Challenger, Gray, and Christmas — which is an outplacement firm with no special expertise in statistics or polling — calculates these figures by estimating that “48 percent of all workers, or 75 million people, [spends] over 6 hours of work time on March Madness activities,” over the course of the three-week tournament.

“Streaming games during work hours, heading to a local restaurant to watch the games, filling out brackets, or just discussing the games with co-workers will mean hours of distractions during the three-week tournament,” Andrew Challenger, the firm’s vice president of global outplacement and executive coaching, said in the release.

These numbers, though, are extremely questionable, and not only because there’s no way nearly half of the workers in the United State are spending six hours of work time on their bracket or watching games.
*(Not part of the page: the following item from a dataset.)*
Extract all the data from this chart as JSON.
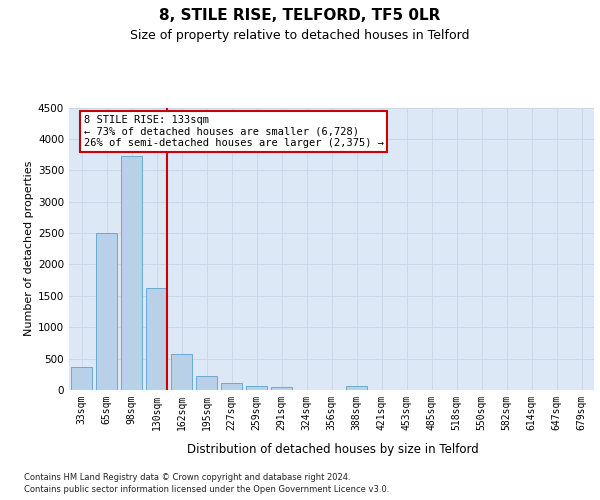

Journalist Jack Shafer, writing in Slate back in 2006 in reaction to a previous Challenger, Gray, and Christmas survey — which put the figure at a much lower $3.8 billion — debunked the entire reasoning behind the reports.

First of all, Shafer noted, only two days of the tournament, the first two days, are held during the day on weekdays. The rest of March Madness, from the second round through the Final Four, takes place either at night or on a weekend, so if employees are watching live streams or sneaking off to the bar during the day, they’re not doing it for the entire three weeks.

Also, the 75 million figure doesn’t line up with established numbers of how many people actually watch the tournament games. As Shafer says, the estimates further assume that workers aren’t wasting time on other things when they’re not watching March Madness.

Shafer also assailed Challenger as “attention-seeking professionals who are in the business of increasing productivity.” It’s also unclear why the average person should feel bad or guilty about companies suffering lost productivity.

Despite the numbers being essentially groundless, the March Madness “lost productivity” still issue gets written about widely in the press every single year. Fox Business, for instance, wrote up the survey uncritically.

WGN Radio, in a report this week, somehow upped the lost productivity figure all the way up to $604 billion. It’s unclear, however, where the supposed amount had originated.